On Thu, May 11, 2017 at 10:13 AM, Josef Skladanka <jskladan@redhat.com> wrote:

Bah, do you also hate it, when you hit ctrl+enter instead of shift+enter, and the email gets sent?

Nope, I configured my email client (gmail) to be able to undo sending emails in such case (20-second delay in my case). (I don't even know what shift+enter is for, it doesn't seem to do anything different than a standard enter).

... Following up with that last sentence:

I sure agree, that having thousands of Depcheck results is nonsense. And in this special case, I really agree that pruning the data is a good idea (if we have a very well defined way of devising the "this is just a duplicate" thing, that is). I also agree, that we don't need to have the whole history of all the results in one place, that is fast-read access. But it still makes sense (to me at least) to just have an archiving policy, rather than deletion policy, as the first step.

I didn't realize that, but that's conceptually no different from what I proposed, right? It can still be an external process that prunes the last day's worth of data during night, just instead of throwing those away completely, it saves them to a secondary database. So it can be still implemented outside of resultsdb. Correct?

Also, this could also be OK for RHEL folks, they could have different policies for archiving, and the old results would still be available, just in a different database (and with slower access).

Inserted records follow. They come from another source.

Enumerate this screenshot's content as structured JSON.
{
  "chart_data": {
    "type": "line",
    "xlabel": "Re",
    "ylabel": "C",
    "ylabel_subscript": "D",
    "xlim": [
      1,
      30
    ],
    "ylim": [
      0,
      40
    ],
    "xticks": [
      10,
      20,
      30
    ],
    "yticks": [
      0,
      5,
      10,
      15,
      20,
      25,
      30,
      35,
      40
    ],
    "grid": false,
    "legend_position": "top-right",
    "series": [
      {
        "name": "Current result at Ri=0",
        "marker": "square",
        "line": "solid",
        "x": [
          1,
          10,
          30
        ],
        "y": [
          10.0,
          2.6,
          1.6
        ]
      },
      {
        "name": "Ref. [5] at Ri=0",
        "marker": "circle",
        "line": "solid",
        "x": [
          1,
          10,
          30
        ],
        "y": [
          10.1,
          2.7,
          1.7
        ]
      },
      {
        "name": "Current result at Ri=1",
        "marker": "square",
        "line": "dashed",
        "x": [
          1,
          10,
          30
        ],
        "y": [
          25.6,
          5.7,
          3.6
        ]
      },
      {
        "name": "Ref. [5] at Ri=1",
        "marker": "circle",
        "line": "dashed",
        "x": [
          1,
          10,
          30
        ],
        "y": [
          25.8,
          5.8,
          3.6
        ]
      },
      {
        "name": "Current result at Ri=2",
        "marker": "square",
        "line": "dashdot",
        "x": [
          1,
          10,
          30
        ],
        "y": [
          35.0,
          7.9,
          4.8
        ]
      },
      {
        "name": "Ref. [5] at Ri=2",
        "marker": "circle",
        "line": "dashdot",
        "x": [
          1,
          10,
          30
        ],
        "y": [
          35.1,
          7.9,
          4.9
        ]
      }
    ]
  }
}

And to be honest, I don't think that the policy for data retention has anything to do with result de-duplication.

Nope.

Sure it makes the "stupid" undefined approach easier - we could be going on saying "just download it all, and decide for yourself" a bit longer, and effectively stall the "NASA-level" decision making.

Yes, that's how it was meant. If not for depcheck/upgradepath style of reporting, we might not have had this discussion at all, because all the other tasks report a very reasonable amount of results (single digits) for each item.

And once again - I'm not saying that it is necessarily a wrong step to take now. But we must be very consentient about what we are doing, and why. Because having less data in the database does not really help with deciding "what is the latest result in this usecase".

More brainpower would be welcome on this topic :) If we can't make it auto-resolving, we can still go back to defining a huge list of all testcases in the database and their available extra args values, so that consumers can send very specific queries.

So, to sum it up a bit - I am the last person to go against making our stuff a bit (a lot) more tailored to the usecases we have. But I need to have those usecases defined, and ideally have policies in place to support those usecases, before I feel it is a good idea to do it.

J.